Past research has found that night workers tend go to sleep soon after leaving work, and wake up many hours before their shifts start, so they’ve been awake longer when work begins compared to a typical day worker.
“We know the longer an individual is awake, the more sleep pressure they build up,” said senior author Dr. Jeanne Duffy of Brigham and Women’s Hospital in Boston and Harvard Medical School.
“We wanted to test if placement of sleep closer to the next night-shift would reduce sleepiness,” Duffy told Reuters Health in an email.
To see if behavior changes alone would make a difference in total sleep and work performance, the authors recruited two groups of nine adults each, ranging in age from mid-50s to early 60s. All participants spent 8-hour simulated work shifts in a lab at Brigham and Women’s clinical research center but slept at home.
All the participants “worked” for four day-shifts from 7 a.m. to 3 p.m., got a day off, and then worked four night-shifts from 11 p.m. to 7 a.m. During the shifts, researchers administered tests and tasks to assess sleepiness, attention and performance.
Participants could go to bed when they wanted after day shifts. After night shifts, one group was instructed to stay out of bed until at least 1 p.m. then stay in bed for eight hours attempting to sleep.
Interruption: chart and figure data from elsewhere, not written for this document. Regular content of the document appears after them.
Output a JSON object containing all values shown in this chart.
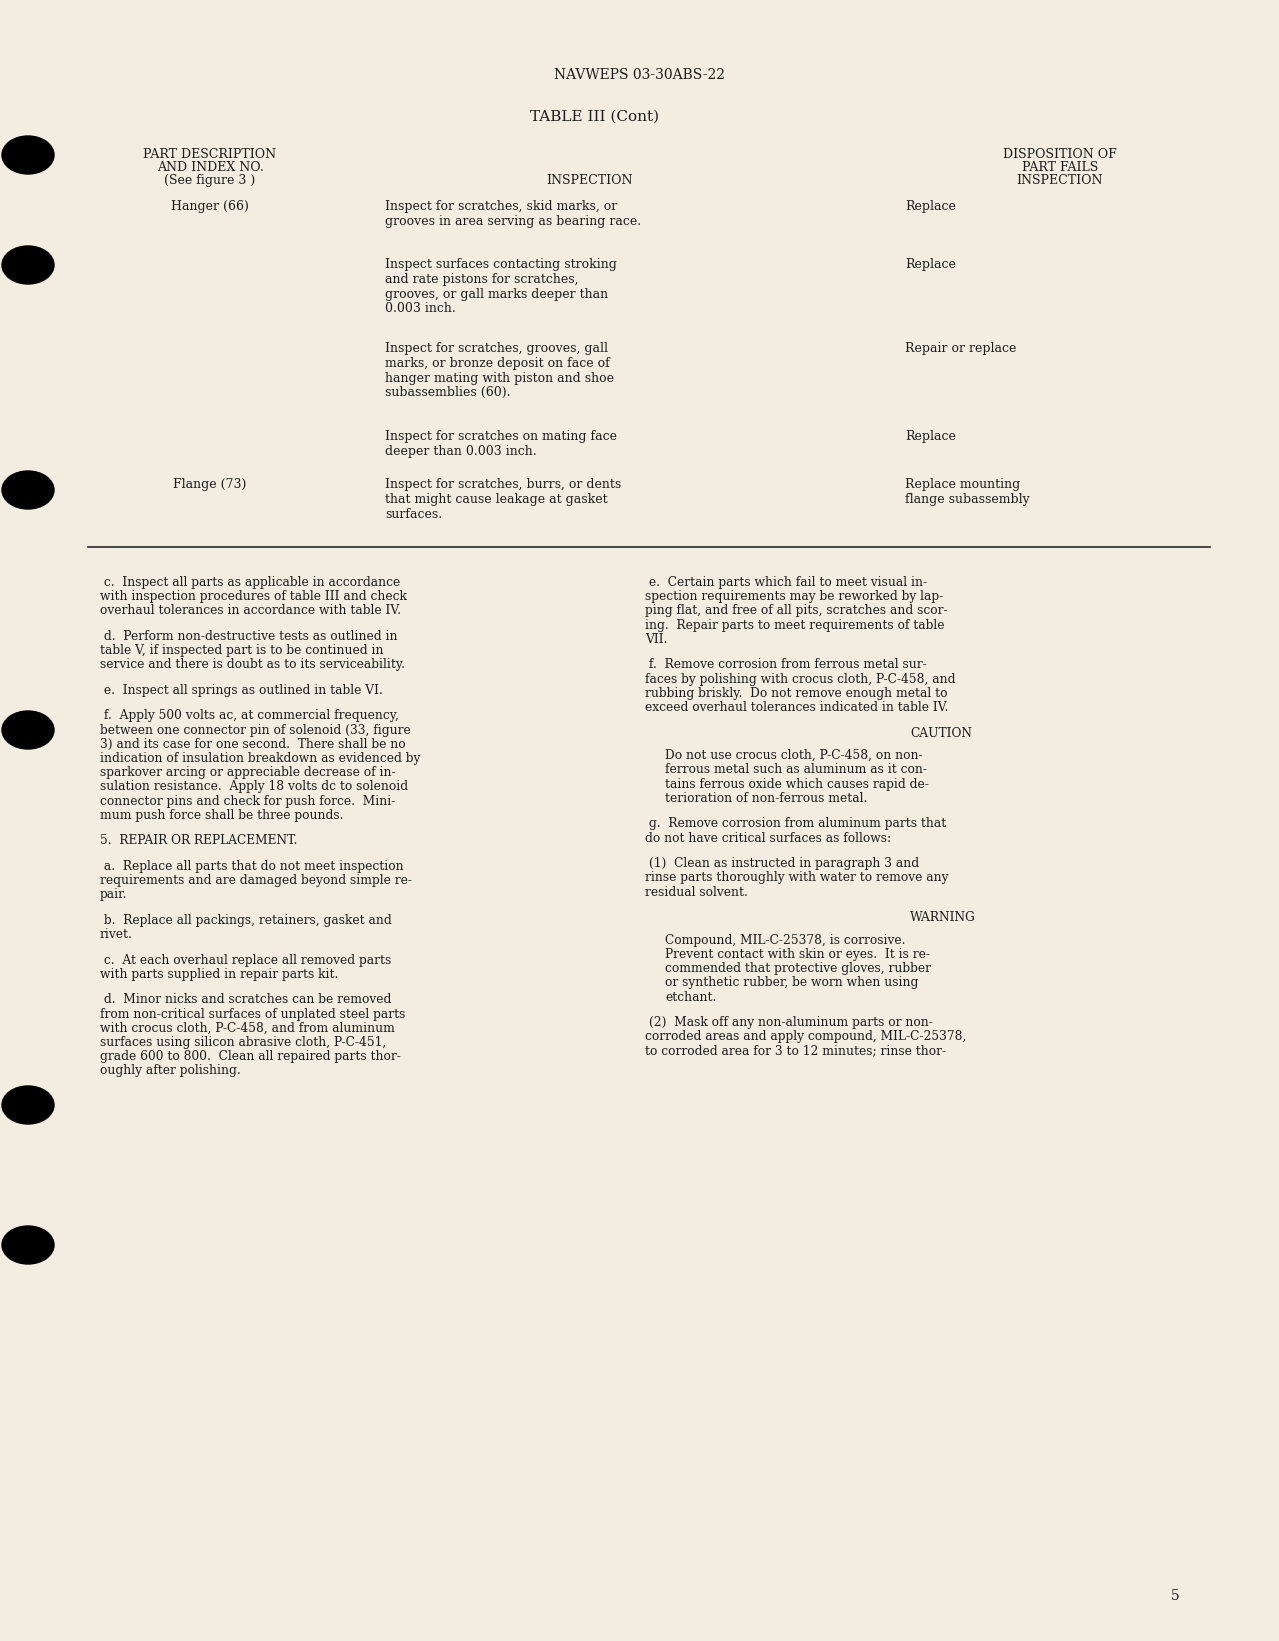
{
  "bg_color": "#f2ede0",
  "text_color": "#1c1c1c",
  "header_text": "NAVWEPS 03-30ABS-22",
  "table_title": "TABLE III (Cont)",
  "page_number": "5"
}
The other group was only told to delay going to bed until 1 p.m.
Based on sleep diaries and activity monitors, researchers found that prior to the study and while working day shifts, both groups spent roughly the same amount of time in bed and asleep: roughly 8 hours and just short of 7 hours, respectively.
During night shifts, however, the group instructed to stay in bed for 8 hours did so and got as much sleep as they had before, while the group given no instructions spent less and less time each day in bed while working night shifts.
For Duffy, an interesting result was that when participants were instructed to sleep only in the afternoon and remain in bed for eight hours, they were able to average two hours more sleep each day than the comparison group.
The authors found that all the participants were prone to losing focus on the night shift when compared to the day, but the group that followed the sleep instructions performed somewhat better.
“The impact of night shift work on sleep deprivation, insomnia and downstream cardiovascular and mental health outcomes is so profound the American Association of Sleep Medicine has created the diagnosis of Shift Work Sleep Disorder,” said Dr. Amanda Hassinger of the Jacobs School of Medicine and Biomedical Sciences at the University at Buffalo, New York, who wasn’t involved in the study.
Years after retirement, people who suffer from this syndrome retain poor sleep patterns linked to stroke, heart attacks, hypertension and type-2 diabetes, Hassinger noted in an email.
“If we can find the essential aspects of sleep health that lead to better overall health, we can design safer staffing models and shifts that make night workers healthy, happy and optimize the quality of their work,” she added.